Peng Yangling, Tang Hao, Huang Yuanying, Yuan Xiaoqian, Wang Xing, Ran Zijuan, Deng Wei, Liu Renwei, Lan Xiaosong, Shen Hesong, Zhang Jiuquan
Department of Radiology, Chongqing University Cancer Hospital & Chongqing Cancer Institute & Chongqing Cancer Hospital, Chongqing, 400030, People's Republic of China.
Department of Hematology, Chongqing General Hospital, University of the Chinese Academy of Sciences, Chongqing, People's Republic of China.
Insights Imaging. 2023 Sep 12;14(1):145. doi: 10.1186/s13244-023-01496-5.
Posthepatectomy liver failure (PHLF) is a severe complication of liver resection. We aimed to develop and validate a model based on extracellular volume (ECV) and liver volumetry derived from computed tomography (CT) for preoperative predicting PHLF in resectable hepatocellular carcinoma (HCC) patients.
A total of 393 resectable HCC patients from two hospitals were enrolled and underwent multiphasic contrast-enhanced CT before surgery. A total of 281 patients from our hospital were randomly divided into a training cohort (n = 181) and an internal validation cohort (n = 100), and 112 patients from another hospital formed the external validation cohort. CT-derived ECV was measured on nonenhanced and equilibrium phase images, and liver volumetry was measured on portal phase images. The model is composed of independent predictors of PHLF. The under the receiver operator characteristic curve (AUC) and calibration curve were used to reflect the predictive performance and calibration of the model. Comparison of AUCs used the DeLong test.
CT-derived ECV, measured future liver remnant (mFLR) ratio, and serum albumin were independent predictors for PHLF in resectable HCC patients. The AUC of the model was significantly higher than that of the ALBI score in the training cohort, internal validation cohort, and external validation cohort (all p < 0.001). The calibration curve of the model showed good consistency in the training cohort and the internal and external validation cohorts.
The novel model contributes to the preoperative prediction of PHLF in resectable HCC patients.

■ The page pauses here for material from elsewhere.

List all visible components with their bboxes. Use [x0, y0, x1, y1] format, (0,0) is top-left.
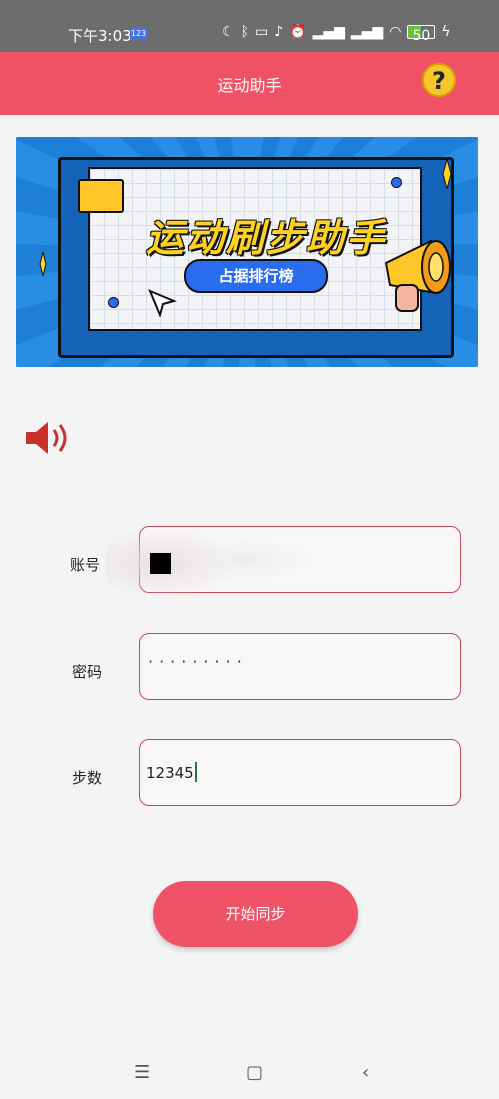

The novel model combined CT-derived extracellular volume, measured future liver remnant ratio, and serum albumin outperforms the albumin-bilirubin score for predicting posthepatectomy liver failure in patients with resectable hepatocellular carcinoma.

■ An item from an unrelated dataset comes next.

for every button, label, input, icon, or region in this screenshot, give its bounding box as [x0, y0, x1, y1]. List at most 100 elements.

• CT-derived ECV correlated well with the fibrosis stage of the background liver. • CT-derived ECV and mFLR ratio were independent predictors for PHLF in HCC. • The AUC of the model was higher than the CT-derived ECV and mFLR ratio. • The model showed a superior predictive performance than that of the ALBI score.
肝切除术后肝衰竭(PHLF)是肝切除的一种严重并发症。我们旨在开发并验证一种基于细胞外容积(ECV)和计算机断层扫描(CT)衍生的肝脏容积测量法的模型,用于术前预测可切除肝细胞癌(HCC)患者的PHLF。
来自两家医院的393例可切除HCC患者被纳入研究,并在手术前行多期增强CT检查。我院的281例患者被随机分为训练队列(n = 181)和内部验证队列(n = 100),另一家医院的112例患者组成外部验证队列。在平扫和平衡期图像上测量CT衍生的ECV,在门静脉期图像上测量肝脏容积。该模型由PHLF的独立预测因子组成。采用受试者操作特征曲线下面积(AUC)和校准曲线来反映模型的预测性能和校准情况。AUC的比较采用DeLong检验。
CT衍生的ECV、测量的未来肝残余(mFLR)比率和血清白蛋白是可切除HCC患者PHLF的独立预测因子。在训练队列、内部验证队列和外部验证队列中,该模型的AUC均显著高于ALBI评分(均p < 0.001)。该模型的校准曲线在训练队列以及内部和外部验证队列中显示出良好的一致性。
该新模型有助于术前预测可切除HCC患者的PHLF。
该新模型结合CT衍生的细胞外容积、测量的未来肝残余比率和血清白蛋白,在预测可切除肝细胞癌患者肝切除术后肝衰竭方面优于白蛋白-胆红素评分。
• CT衍生的ECV与背景肝脏的纤维化阶段密切相关。• CT衍生的ECV和mFLR比率是HCC患者PHLF的独立预测因子。• 该模型的AUC高于CT衍生的ECV和mFLR比率。• 该模型显示出比ALBI评分更好的预测性能。